Co-assembly of polymeric conjugates sensitizes neoadjuvant chemotherapy of triple-negative breast cancer with reduced systemic toxicity

Rational design of polymeric conjugates could greatly potentiate the combination therapy of solid tumors. In this study, we designed and prepared two polymeric conjugates (HT-DTX and PEG-YC-1), whereas the drugs were attached to the PEG via a linker sensitive to cathepsin B, over-expressed in TNBC. Stable nanostructures were formed by these two polymer prodrug conjugates co-assembly (PPCC). The stimuli-responsiveness of PPCC was confirmed, and the size shrinkage under tumor microenvironment would facilitate the penetration of PPCC into tumor tissue.
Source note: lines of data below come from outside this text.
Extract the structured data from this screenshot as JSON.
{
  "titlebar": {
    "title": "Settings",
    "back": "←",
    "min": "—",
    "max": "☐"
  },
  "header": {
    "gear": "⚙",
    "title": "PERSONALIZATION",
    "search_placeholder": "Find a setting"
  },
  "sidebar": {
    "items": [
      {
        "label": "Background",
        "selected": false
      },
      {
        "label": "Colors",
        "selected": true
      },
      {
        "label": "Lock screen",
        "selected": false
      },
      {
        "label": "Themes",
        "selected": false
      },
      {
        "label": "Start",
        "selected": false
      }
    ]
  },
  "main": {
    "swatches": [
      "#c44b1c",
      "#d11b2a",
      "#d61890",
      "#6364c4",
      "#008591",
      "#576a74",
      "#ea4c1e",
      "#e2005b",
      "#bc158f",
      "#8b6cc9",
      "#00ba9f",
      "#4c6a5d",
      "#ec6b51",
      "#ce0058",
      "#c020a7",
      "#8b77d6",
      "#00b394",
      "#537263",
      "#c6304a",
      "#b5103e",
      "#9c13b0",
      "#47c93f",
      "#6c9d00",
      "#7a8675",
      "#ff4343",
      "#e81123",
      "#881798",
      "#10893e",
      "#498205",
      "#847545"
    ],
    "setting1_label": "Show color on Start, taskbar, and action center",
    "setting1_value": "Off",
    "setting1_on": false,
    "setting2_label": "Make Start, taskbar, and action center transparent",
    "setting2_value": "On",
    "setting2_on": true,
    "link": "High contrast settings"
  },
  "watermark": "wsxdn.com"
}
In vitro experiments revealed the molecular mechanism for the synergistic effect of the combination of DTX and YC-1. Moreover, the systemic side effects were significantly diminished since the biodistribution of PPCC was improved after i.v. administration in vivo. In this context, the co-assembled nano-structural approach could be employed for delivering therapeutic drugs with different mechanisms of action to exert a synergistic anti-tumor effect against solid tumors, including triple-negative breast cancer. •Co-assembly of polymeric prodrug conjugates could form stable and homogeneous nanostructures, improving cellular uptake by cancer cells and in vivo tumor penetration and retention. •Co-delivery of neoadjuvant therapeutic drug (DTX) and HIF-1α inhibitor (YC-1) synergizes the anti-tumor effect by affecting HIF-1α expression and G2/M phase arrest. •Polymer prodrug conjugates co-assembly (PPCC) could reverse tumor resistance to neoadjuvant therapy, retard tumor progression, and prevent lung metastasis with reduced systemic toxicity in a murine triple-negative breast cancer model.